Lower Parel's The Bombay Canteen too has been hosting houseful "Daawats" since their opening in 2015. "We wanted to do a lot of exploratory dishes but putting it all on the daily menu doesn't make sense, our first Daawat was a nose-to-tail dinner during Bakri Eid. Indians love to share their food but are introverted. But when you know that the person around you has a similar passion, you are more open. We notice that as the dinner proceeds, people walk up to others and start a conversation. Plus, it's great for us to try a new dish for our main menu," says Yash Bhanage, partner. Veteran chef Rahul Akerkar feels community tables are also a space saving mechanism and set menus to ease the load on the kitchen. "The clientele at high-end restaurants usually hang out in the same social circles, so chances are that you might know the person next to you. It's a great chance for chefs to play around," Akerkar signs off.
The community setting at The Table
Classic favourites
The concept of shared tables for convenience has been common in the city for several years now, especially at Matunga's south Indian restaurants, and Maharashtrian eateries in Dadar and Parel. At any given day, a peek inside eateries such as Cafe Madras, Sharda Bhavan or Ram Ashraya in Matunga will reveal college students, residents, shop owners or professors sharing tables with ease during the peak hours.
This writer, a former student of one of Matunga's colleges, remembers one such quick lunch of onion uthappa at Sharda Bhavan, where an octogenarian we shared the table with turned out to be one of the founding board members of our college. He regaled us with the story of standing outside King George School to invite students to join the college; this, of course, was at a time when admission lists didn't close at 95 percent.

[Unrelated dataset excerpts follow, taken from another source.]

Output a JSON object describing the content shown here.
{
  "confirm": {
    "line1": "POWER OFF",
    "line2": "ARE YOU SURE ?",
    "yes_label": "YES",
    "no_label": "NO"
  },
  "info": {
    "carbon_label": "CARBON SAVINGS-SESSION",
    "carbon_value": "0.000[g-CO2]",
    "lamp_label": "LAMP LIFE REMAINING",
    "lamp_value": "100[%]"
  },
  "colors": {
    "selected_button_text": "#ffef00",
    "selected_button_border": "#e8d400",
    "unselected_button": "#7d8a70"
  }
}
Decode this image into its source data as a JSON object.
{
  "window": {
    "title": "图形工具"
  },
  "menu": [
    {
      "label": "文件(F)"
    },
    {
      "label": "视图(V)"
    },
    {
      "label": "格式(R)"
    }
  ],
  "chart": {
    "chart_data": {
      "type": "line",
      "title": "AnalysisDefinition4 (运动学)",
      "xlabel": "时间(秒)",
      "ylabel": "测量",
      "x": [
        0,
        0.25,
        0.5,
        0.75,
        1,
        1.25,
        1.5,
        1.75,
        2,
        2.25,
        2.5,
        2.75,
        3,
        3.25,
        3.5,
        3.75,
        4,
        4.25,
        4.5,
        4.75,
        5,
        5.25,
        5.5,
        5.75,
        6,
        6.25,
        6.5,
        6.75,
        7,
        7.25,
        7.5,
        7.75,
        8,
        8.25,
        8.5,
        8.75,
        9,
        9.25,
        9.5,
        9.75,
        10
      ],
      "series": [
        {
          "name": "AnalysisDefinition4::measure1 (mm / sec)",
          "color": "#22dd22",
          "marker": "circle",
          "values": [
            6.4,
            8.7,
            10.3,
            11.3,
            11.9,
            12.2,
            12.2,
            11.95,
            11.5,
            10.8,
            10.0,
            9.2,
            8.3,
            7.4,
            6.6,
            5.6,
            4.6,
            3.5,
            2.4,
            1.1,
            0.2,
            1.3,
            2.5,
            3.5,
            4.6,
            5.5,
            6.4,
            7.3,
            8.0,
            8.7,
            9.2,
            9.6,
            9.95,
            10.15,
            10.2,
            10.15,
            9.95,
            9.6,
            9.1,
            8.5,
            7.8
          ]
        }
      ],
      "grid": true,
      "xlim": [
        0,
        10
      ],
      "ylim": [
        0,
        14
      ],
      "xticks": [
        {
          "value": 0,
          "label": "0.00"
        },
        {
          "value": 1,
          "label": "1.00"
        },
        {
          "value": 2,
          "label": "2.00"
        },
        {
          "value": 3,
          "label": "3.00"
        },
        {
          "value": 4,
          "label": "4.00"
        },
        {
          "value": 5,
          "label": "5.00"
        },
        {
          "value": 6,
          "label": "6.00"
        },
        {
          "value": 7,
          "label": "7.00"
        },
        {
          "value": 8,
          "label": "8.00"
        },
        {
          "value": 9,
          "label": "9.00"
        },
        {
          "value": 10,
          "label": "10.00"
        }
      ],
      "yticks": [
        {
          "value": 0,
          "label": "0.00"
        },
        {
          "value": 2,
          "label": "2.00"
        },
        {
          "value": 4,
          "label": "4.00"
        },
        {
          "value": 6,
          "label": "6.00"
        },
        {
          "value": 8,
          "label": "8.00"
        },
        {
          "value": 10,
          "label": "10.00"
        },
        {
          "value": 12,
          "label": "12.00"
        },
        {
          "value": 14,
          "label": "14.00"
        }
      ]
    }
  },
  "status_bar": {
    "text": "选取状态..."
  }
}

(Clockwise from top) Rahul Akerkar, Gauri Devidayal, Yash Bhanage, Chirag Makwana
The experience
We aren't regular gin drinkers, so the introduction to the art of gin drinking by the experts from the partner G&T brands makes for an apt icebreaker for us to chat with our co-diners, one of whom is a gin fan from London, and another, a long-lost friend (Akerkar's theory holds true). The guests at the other end of the table are too far for us to have a conversation. The non-vegetarians among us have better luck with the food as the veg versions of some of the dishes, such as the sourdough crackers are underwhelming. Our favourites from the five-course dinner are the sourdough toast, brioche and rye (duck breast, pumpkin brioche spread, green pea dust,gin-soaked blueberries, rye and millet stuffing) and a divine brioche toast for dessert (the avocado sorbet leaves a bitter aftertaste). For those willing to shell out Rs 4,000 (plus taxes) to meet new people, a shared table is a great concept, which the restaurant plans to host every two months.